🤖 AI Summary
To address weak discriminability and low localization accuracy in general-purpose industrial anomaly detection, this paper proposes the Self-Navigating Residual Mamba (SR-Mamba) framework. Methodologically, it introduces, for the first time, an intra-image self-reference mechanism that dynamically generates local reference patches to enhance anomaly sensitivity; designs a residual-guided multi-head Mamba module leveraging state-space modeling to capture long-range patch dependencies and enable adaptive focus on anomalous regions; and integrates mutual-residual and self-residual feature extraction with adaptive reference selection and ensemble output.
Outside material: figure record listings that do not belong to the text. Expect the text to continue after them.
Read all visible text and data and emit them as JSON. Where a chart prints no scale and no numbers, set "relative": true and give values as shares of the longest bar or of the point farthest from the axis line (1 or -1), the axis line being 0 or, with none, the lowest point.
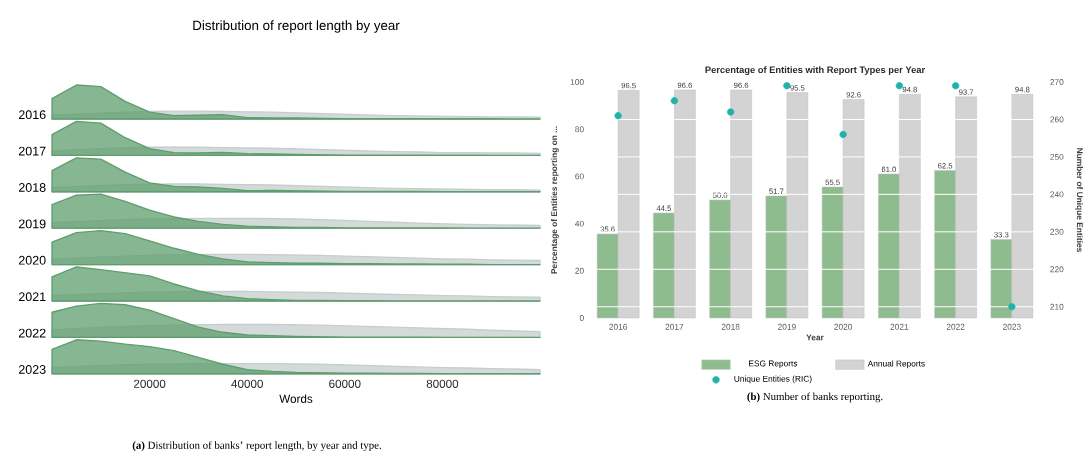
{
  "chart_data": [
    {
      "type": "area",
      "relative": true,
      "title": "Distribution of report length by year",
      "ylabel": "2016",
      "categories": [
        null,
        null,
        null,
        null,
        null,
        null,
        null,
        null,
        null,
        null,
        null,
        null,
        null,
        null,
        null,
        null,
        null,
        null,
        null,
        null,
        null
      ],
      "series": [
        {
          "color": "#c5cece",
          "values": [
            0.12,
            0.14,
            0.17,
            0.2,
            0.22,
            0.23,
            0.23,
            0.22,
            0.21,
            0.2,
            0.18,
            0.16,
            0.14,
            0.12,
            0.1,
            0.09,
            0.08,
            0.07,
            0.06,
            0.06,
            0.05
          ]
        },
        {
          "color": "#5e9e6e",
          "values": [
            0.6,
            1.0,
            0.95,
            0.52,
            0.2,
            0.1,
            0.11,
            0.13,
            0.04,
            0.03,
            0.03,
            0.02,
            0.01,
            0.01,
            0.01,
            0.01,
            0.01,
            0.01,
            0.01,
            0.0,
            0.0
          ]
        }
      ]
    },
    {
      "type": "area",
      "relative": true,
      "ylabel": "2017",
      "categories": [
        null,
        null,
        null,
        null,
        null,
        null,
        null,
        null,
        null,
        null,
        null,
        null,
        null,
        null,
        null,
        null,
        null,
        null,
        null,
        null,
        null
      ],
      "series": [
        {
          "color": "#c5cece",
          "values": [
            0.13,
            0.16,
            0.2,
            0.22,
            0.24,
            0.24,
            0.24,
            0.23,
            0.22,
            0.21,
            0.19,
            0.17,
            0.15,
            0.13,
            0.11,
            0.1,
            0.08,
            0.08,
            0.07,
            0.07,
            0.06
          ]
        },
        {
          "color": "#5e9e6e",
          "values": [
            0.61,
            1.0,
            0.95,
            0.52,
            0.2,
            0.08,
            0.07,
            0.09,
            0.05,
            0.04,
            0.03,
            0.02,
            0.01,
            0.01,
            0.01,
            0.01,
            0.01,
            0.01,
            0.0,
            0.0,
            0.0
          ]
        }
      ]
    },
    {
      "type": "area",
      "relative": true,
      "ylabel": "2018",
      "categories": [
        null,
        null,
        null,
        null,
        null,
        null,
        null,
        null,
        null,
        null,
        null,
        null,
        null,
        null,
        null,
        null,
        null,
        null,
        null,
        null,
        null
      ],
      "series": [
        {
          "color": "#c5cece",
          "values": [
            0.12,
            0.15,
            0.18,
            0.21,
            0.22,
            0.23,
            0.23,
            0.22,
            0.21,
            0.2,
            0.18,
            0.16,
            0.14,
            0.12,
            0.1,
            0.09,
            0.08,
            0.07,
            0.06,
            0.06,
            0.05
          ]
        },
        {
          "color": "#5e9e6e",
          "values": [
            0.62,
            1.0,
            0.96,
            0.58,
            0.26,
            0.16,
            0.14,
            0.1,
            0.03,
            0.04,
            0.03,
            0.02,
            0.01,
            0.01,
            0.01,
            0.01,
            0.0,
            0.0,
            0.0,
            0.0,
            0.0
          ]
        }
      ]
    },
    {
      "type": "area",
      "relative": true,
      "ylabel": "2019",
      "categories": [
        null,
        null,
        null,
        null,
        null,
        null,
        null,
        null,
        null,
        null,
        null,
        null,
        null,
        null,
        null,
        null,
        null,
        null,
        null,
        null,
        null
      ],
      "series": [
        {
          "color": "#c5cece",
          "values": [
            0.16,
            0.19,
            0.22,
            0.25,
            0.27,
            0.28,
            0.29,
            0.29,
            0.29,
            0.28,
            0.27,
            0.25,
            0.23,
            0.2,
            0.18,
            0.15,
            0.13,
            0.11,
            0.1,
            0.09,
            0.08
          ]
        },
        {
          "color": "#5e9e6e",
          "values": [
            0.69,
            0.97,
            1.0,
            0.79,
            0.53,
            0.33,
            0.2,
            0.11,
            0.06,
            0.04,
            0.02,
            0.02,
            0.01,
            0.01,
            0.01,
            0.01,
            0.01,
            0.0,
            0.0,
            0.0,
            0.0
          ]
        }
      ]
    },
    {
      "type": "area",
      "relative": true,
      "ylabel": "2020",
      "categories": [
        null,
        null,
        null,
        null,
        null,
        null,
        null,
        null,
        null,
        null,
        null,
        null,
        null,
        null,
        null,
        null,
        null,
        null,
        null,
        null,
        null
      ],
      "series": [
        {
          "color": "#c5cece",
          "values": [
            0.16,
            0.19,
            0.22,
            0.25,
            0.27,
            0.29,
            0.3,
            0.3,
            0.3,
            0.29,
            0.28,
            0.27,
            0.25,
            0.23,
            0.21,
            0.19,
            0.17,
            0.16,
            0.14,
            0.13,
            0.12
          ]
        },
        {
          "color": "#5e9e6e",
          "values": [
            0.66,
            0.94,
            1.0,
            0.91,
            0.7,
            0.48,
            0.3,
            0.17,
            0.08,
            0.06,
            0.04,
            0.04,
            0.03,
            0.03,
            0.02,
            0.02,
            0.01,
            0.01,
            0.0,
            0.0,
            0.0
          ]
        }
      ]
    },
    {
      "type": "area",
      "relative": true,
      "ylabel": "2021",
      "categories": [
        null,
        null,
        null,
        null,
        null,
        null,
        null,
        null,
        null,
        null,
        null,
        null,
        null,
        null,
        null,
        null,
        null,
        null,
        null,
        null,
        null
      ],
      "series": [
        {
          "color": "#c5cece",
          "values": [
            0.16,
            0.19,
            0.21,
            0.24,
            0.26,
            0.27,
            0.28,
            0.28,
            0.28,
            0.27,
            0.26,
            0.25,
            0.23,
            0.21,
            0.19,
            0.18,
            0.16,
            0.15,
            0.13,
            0.12,
            0.11
          ]
        },
        {
          "color": "#5e9e6e",
          "values": [
            0.71,
            1.0,
            0.92,
            0.83,
            0.74,
            0.5,
            0.3,
            0.15,
            0.07,
            0.04,
            0.02,
            0.02,
            0.01,
            0.01,
            0.0,
            0.0,
            0.0,
            0.0,
            0.0,
            0.0,
            0.0
          ]
        }
      ]
    },
    {
      "type": "area",
      "relative": true,
      "ylabel": "2022",
      "categories": [
        null,
        null,
        null,
        null,
        null,
        null,
        null,
        null,
        null,
        null,
        null,
        null,
        null,
        null,
        null,
        null,
        null,
        null,
        null,
        null,
        null
      ],
      "series": [
        {
          "color": "#c5cece",
          "values": [
            0.22,
            0.26,
            0.29,
            0.32,
            0.34,
            0.36,
            0.37,
            0.38,
            0.38,
            0.38,
            0.37,
            0.36,
            0.34,
            0.32,
            0.3,
            0.28,
            0.26,
            0.24,
            0.21,
            0.19,
            0.17
          ]
        },
        {
          "color": "#5e9e6e",
          "values": [
            0.74,
            0.92,
            1.0,
            0.96,
            0.8,
            0.55,
            0.3,
            0.15,
            0.07,
            0.05,
            0.03,
            0.02,
            0.01,
            0.01,
            0.01,
            0.01,
            0.0,
            0.0,
            0.0,
            0.0,
            0.0
          ]
        }
      ]
    },
    {
      "type": "area",
      "relative": true,
      "ylabel": "2023",
      "xlabel": "Words",
      "xlim": [
        0,
        100000
      ],
      "xticks": [
        20000,
        40000,
        60000,
        80000
      ],
      "annotations": [
        "**(a)** Distribution of banks’ report length, by year and type."
      ],
      "x": [
        0,
        5000,
        10000,
        15000,
        20000,
        25000,
        30000,
        35000,
        40000,
        45000,
        50000,
        55000,
        60000,
        65000,
        70000,
        75000,
        80000,
        85000,
        90000,
        95000,
        100000
      ],
      "series": [
        {
          "color": "#c5cece",
          "values": [
            0.18,
            0.21,
            0.24,
            0.27,
            0.28,
            0.29,
            0.3,
            0.3,
            0.3,
            0.3,
            0.29,
            0.28,
            0.26,
            0.24,
            0.22,
            0.2,
            0.18,
            0.17,
            0.15,
            0.14,
            0.12
          ]
        },
        {
          "color": "#5e9e6e",
          "values": [
            0.72,
            1.0,
            0.96,
            0.87,
            0.8,
            0.68,
            0.48,
            0.28,
            0.12,
            0.07,
            0.04,
            0.03,
            0.02,
            0.02,
            0.01,
            0.01,
            0.0,
            0.0,
            0.0,
            0.0,
            0.0
          ]
        }
      ]
    },
    {
      "type": "bar",
      "title": "Percentage of Entities with Report Types per Year",
      "xlabel": "Year",
      "ylabel": "Percentage of Entities reporting on ...",
      "y2label": "Number of Unique Entities",
      "categories": [
        "2016",
        "2017",
        "2018",
        "2019",
        "2020",
        "2021",
        "2022",
        "2023"
      ],
      "ylim": [
        0,
        100
      ],
      "yticks": [
        0,
        20,
        40,
        60,
        80,
        100
      ],
      "y2lim": [
        207,
        270
      ],
      "y2ticks": [
        210,
        220,
        230,
        240,
        250,
        260,
        270
      ],
      "grid": true,
      "legend": "bottom",
      "annotations": [
        "**(b)** Number of banks reporting."
      ],
      "series": [
        {
          "name": "ESG Reports",
          "color": "#8fbc8f",
          "values": [
            35.6,
            44.5,
            50.0,
            51.7,
            55.5,
            61.0,
            62.5,
            33.3
          ],
          "value_labels": [
            "35.6",
            "44.5",
            "50.0",
            "51.7",
            "55.5",
            "61.0",
            "62.5",
            "33.3"
          ]
        },
        {
          "name": "Annual Reports",
          "color": "#d3d3d3",
          "values": [
            96.5,
            96.6,
            96.6,
            95.5,
            92.6,
            94.8,
            93.7,
            94.8
          ],
          "value_labels": [
            "96.5",
            "96.6",
            "96.6",
            "95.5",
            "92.6",
            "94.8",
            "93.7",
            "94.8"
          ]
        },
        {
          "name": "Unique Entities (RIC)",
          "type": "scatter",
          "axis": "y2",
          "color": "#20b2aa",
          "values": [
            261,
            265,
            262,
            269,
            256,
            269,
            269,
            210
          ]
        }
      ]
    }
  ]
}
Evaluated on three major benchmarks—MVTec AD, MVTec 3D, and VisA—SR-Mamba achieves new state-of-the-art performance across all key metrics: Image-AUROC, Pixel-AUC, PRO, and AP. Results demonstrate superior fine-grained localization accuracy and strong generalization capability across diverse industrial defect types and modalities.
📝 Abstract
In this paper, we propose Self-Navigated Residual Mamba (SNARM), a novel framework for universal industrial anomaly detection that leverages ``self-referential learning'' within test images to enhance anomaly discrimination. Unlike conventional methods that depend solely on pre-trained features from normal training data, SNARM dynamically refines anomaly detection by iteratively comparing test patches against adaptively selected in-image references. Specifically, we first compute the ``inter-residuals'' features by contrasting test image patches with the training feature bank. Patches exhibiting small-norm residuals (indicating high normality) are then utilized as self-generated reference patches to compute ``intra-residuals'', amplifying discriminative signals. These inter- and intra-residual features are concatenated and fed into a novel Mamba module with multiple heads, which are dynamically navigated by residual properties to focus on anomalous regions. Finally, AD results are obtained by aggregating the outputs of a self-navigated Mamba in an ensemble learning paradigm. Extensive experiments on MVTec AD, MVTec 3D, and VisA benchmarks demonstrate that SNARM achieves state-of-the-art (SOTA) performance, with notable improvements in all metrics, including Image-AUROC, Pixel-AURC, PRO, and AP.